En Allemagne comme en France, le changement de discours sur l’utilité du masque a ainsi alimenté la défiance vis-à-vis des mesures imposées par le gouvernement. Comme le rappelle le quotidien Die Zeit dans son édition du 13 août 2020, les experts furent unanimes, au début de l’épidémie, pour dénoncer l’utilité du port du masque par l’ensemble de la population. Le 29 janvier, l’Organisation Mondiale de la Santé jugeait ainsi que seules les personnes atteintes des symptômes devaient porter un masque et le célèbre virologue Christian Drosten, tout comme Lothar Wieler, le Président du Robert Koch Institut, continuent d’affirmer jusqu’en avril qu’il n’y avait "pas d’évidence scientifique que le port du masque par les citoyens présente une quelconque utilité". Encore aujourd’hui,un pays comme la Suède refuse d’encourager sa population à porter un masque dont l’utilité n’est pas scientifiquement avérée, craignant que le port du masque ne génère un faux sentiment de sécurité et un relâchement du respect des gestes barrières ou des règles de distanciation.

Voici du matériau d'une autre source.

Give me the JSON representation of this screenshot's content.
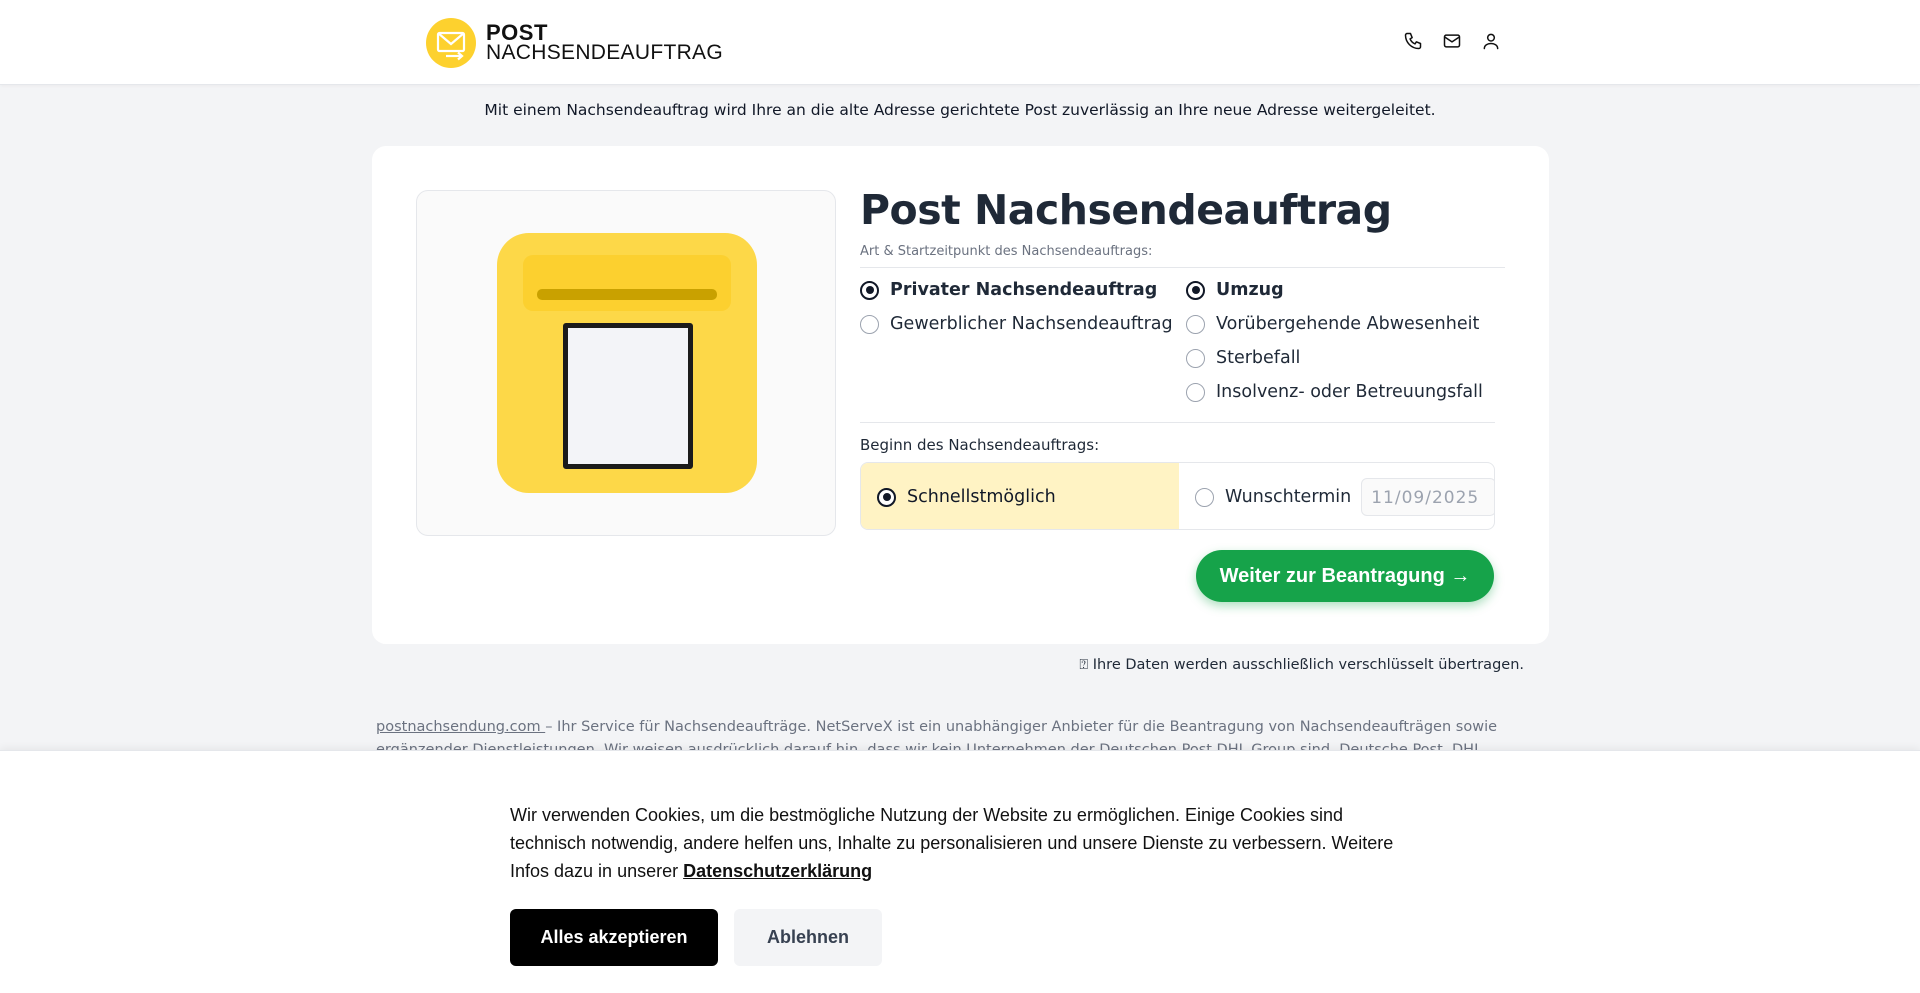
{
  "header": {
    "logo_line1": "POST",
    "logo_line2": "NACHSENDEAUFTRAG",
    "icons": [
      "phone-icon",
      "mail-icon",
      "user-icon"
    ]
  },
  "intro": "Mit einem Nachsendeauftrag wird Ihre an die alte Adresse gerichtete Post zuverlässig an Ihre neue Adresse weitergeleitet.",
  "form": {
    "title": "Post Nachsendeauftrag",
    "subtitle": "Art & Startzeitpunkt des Nachsendeauftrags:",
    "type_options": [
      {
        "label": "Privater Nachsendeauftrag",
        "selected": true
      },
      {
        "label": "Gewerblicher Nachsendeauftrag",
        "selected": false
      }
    ],
    "reason_options": [
      {
        "label": "Umzug",
        "selected": true
      },
      {
        "label": "Vorübergehende Abwesenheit",
        "selected": false
      },
      {
        "label": "Sterbefall",
        "selected": false
      },
      {
        "label": "Insolvenz- oder Betreuungsfall",
        "selected": false
      }
    ],
    "start_label": "Beginn des Nachsendeauftrags:",
    "start_asap": "Schnellstmöglich",
    "start_custom": "Wunschtermin",
    "date_placeholder": "11/09/2025",
    "submit_label": "Weiter zur Beantragung →"
  },
  "secure_note": "⍰ Ihre Daten werden ausschließlich verschlüsselt übertragen.",
  "footer": {
    "link_text": "postnachsendung.com ",
    "text": " – Ihr Service für Nachsendeaufträge. NetServeX ist ein unabhängiger Anbieter für die Beantragung von Nachsendeaufträgen sowie ergänzender Dienstleistungen. Wir weisen ausdrücklich darauf hin, dass wir kein Unternehmen der Deutschen Post DHL Group sind. Deutsche Post, DHL, DHL Paket und Dialogpost sind"
  },
  "cookie": {
    "text": "Wir verwenden Cookies, um die bestmögliche Nutzung der Website zu ermöglichen. Einige Cookies sind technisch notwendig, andere helfen uns, Inhalte zu personalisieren und unsere Dienste zu verbessern. Weitere Infos dazu in unserer ",
    "link": "Datenschutzerklärung",
    "accept": "Alles akzeptieren",
    "decline": "Ablehnen"
  },
  "colors": {
    "brand_yellow": "#fdd848",
    "cta_green": "#16a34a",
    "asap_highlight": "#fff3c4"
  }
}
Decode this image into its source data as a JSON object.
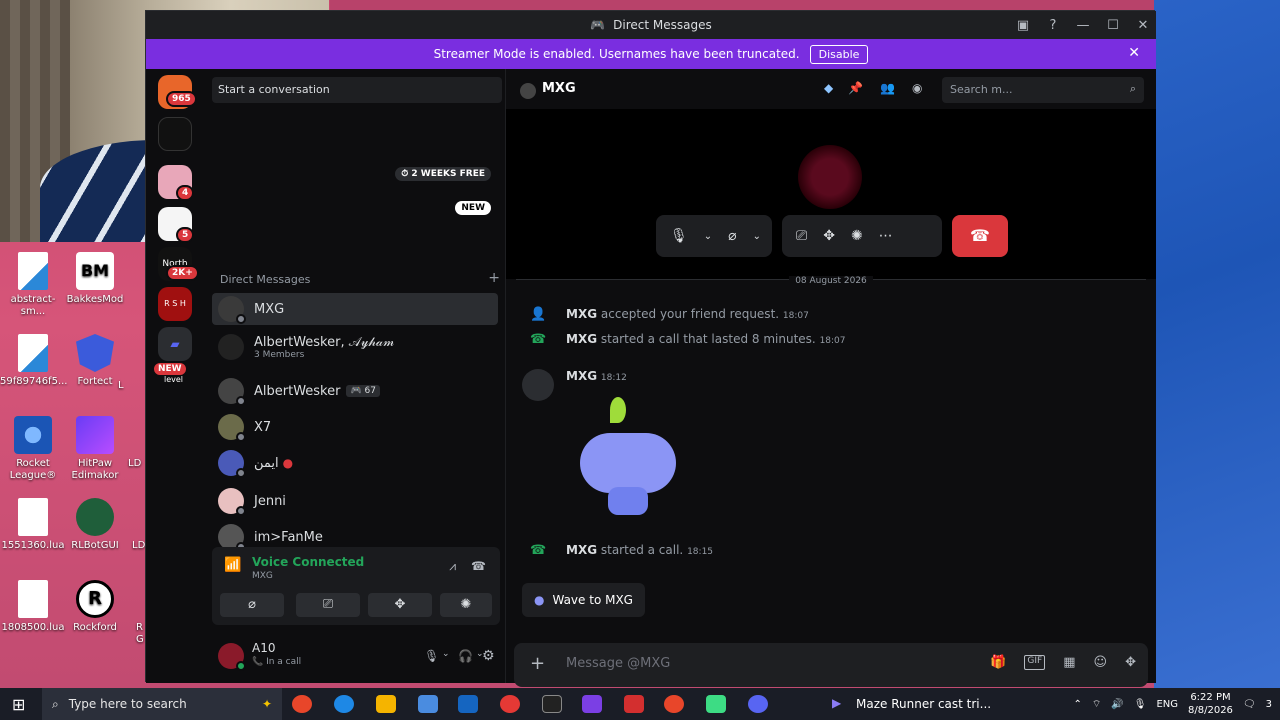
{
  "window": {
    "title": "Direct Messages",
    "streamer_banner": "Streamer Mode is enabled. Usernames have been truncated.",
    "disable_label": "Disable"
  },
  "rail": {
    "badges": [
      "965",
      "4",
      "5",
      "2K+",
      "NEW"
    ],
    "server_labels": [
      "North",
      "R S H",
      "level"
    ]
  },
  "sidebar": {
    "search_placeholder": "Start a conversation",
    "promo_nitro": "2 WEEKS FREE",
    "promo_new": "NEW",
    "dm_header": "Direct Messages",
    "add_icon": "+",
    "dms": [
      {
        "name": "MXG",
        "sub": "",
        "tag": ""
      },
      {
        "name": "AlbertWesker, 𝒜𝓎𝒽𝒶𝓂",
        "sub": "3 Members",
        "tag": ""
      },
      {
        "name": "AlbertWesker",
        "sub": "",
        "tag": "67"
      },
      {
        "name": "X7",
        "sub": "",
        "tag": ""
      },
      {
        "name": "ايمن",
        "sub": "",
        "tag": ""
      },
      {
        "name": "Jenni",
        "sub": "",
        "tag": ""
      },
      {
        "name": "im>FanMe",
        "sub": "",
        "tag": ""
      }
    ],
    "voice": {
      "title": "Voice Connected",
      "channel": "MXG"
    },
    "user": {
      "name": "A10",
      "status": "In a call"
    }
  },
  "main": {
    "channel_name": "MXG",
    "search_placeholder": "Search m...",
    "date_divider": "08 August 2026",
    "messages": [
      {
        "author": "MXG",
        "text": "accepted your friend request.",
        "time": "18:07"
      },
      {
        "author": "MXG",
        "text": "started a call that lasted 8 minutes.",
        "time": "18:07"
      },
      {
        "author": "MXG",
        "text": "",
        "time": "18:12"
      },
      {
        "author": "MXG",
        "text": "started a call.",
        "time": "18:15"
      }
    ],
    "wave_label": "Wave to MXG",
    "composer_placeholder": "Message @MXG",
    "composer_gif": "GIF"
  },
  "desktop": {
    "icons": [
      {
        "label": "abstract-sm..."
      },
      {
        "label": "BakkesMod"
      },
      {
        "label": "59f89746f5..."
      },
      {
        "label": "Fortect"
      },
      {
        "label": "Rocket League®"
      },
      {
        "label": "HitPaw Edimakor"
      },
      {
        "label": "1551360.lua"
      },
      {
        "label": "RLBotGUI"
      },
      {
        "label": "1808500.lua"
      },
      {
        "label": "Rockford"
      }
    ],
    "partial_labels": [
      "L",
      "LD",
      "LD",
      "R G"
    ]
  },
  "taskbar": {
    "search_placeholder": "Type here to search",
    "media_title": "Maze Runner cast tri...",
    "lang": "ENG",
    "time": "6:22 PM",
    "date": "8/8/2026",
    "notif_count": "3"
  },
  "colors": {
    "accent": "#5865f2",
    "streamer": "#7a2ee0",
    "danger": "#da373c",
    "online": "#23a55a"
  }
}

L’Allemagne n’a infléchi sa position sur le masque que progressivement. La ville d’Iena fut la première à imposer le masque dans l’espace public dès la fin du mois de mars, parvenant à démontrer une baisse importante du nombre de contaminations. Fin avril, le port du masque dans les magasins et les transports en commun est rendu obligatoire, et le 27 août 2020, l’État fédéral et les Länder (à l’exception de la Saxe-Anhalt) décident d’imposer une amende à ceux qui refuseraient de le porter. L’obligation du port du masque devient alors la mesure cristallisant en Allemagne l’opposition à la politique du gouvernement.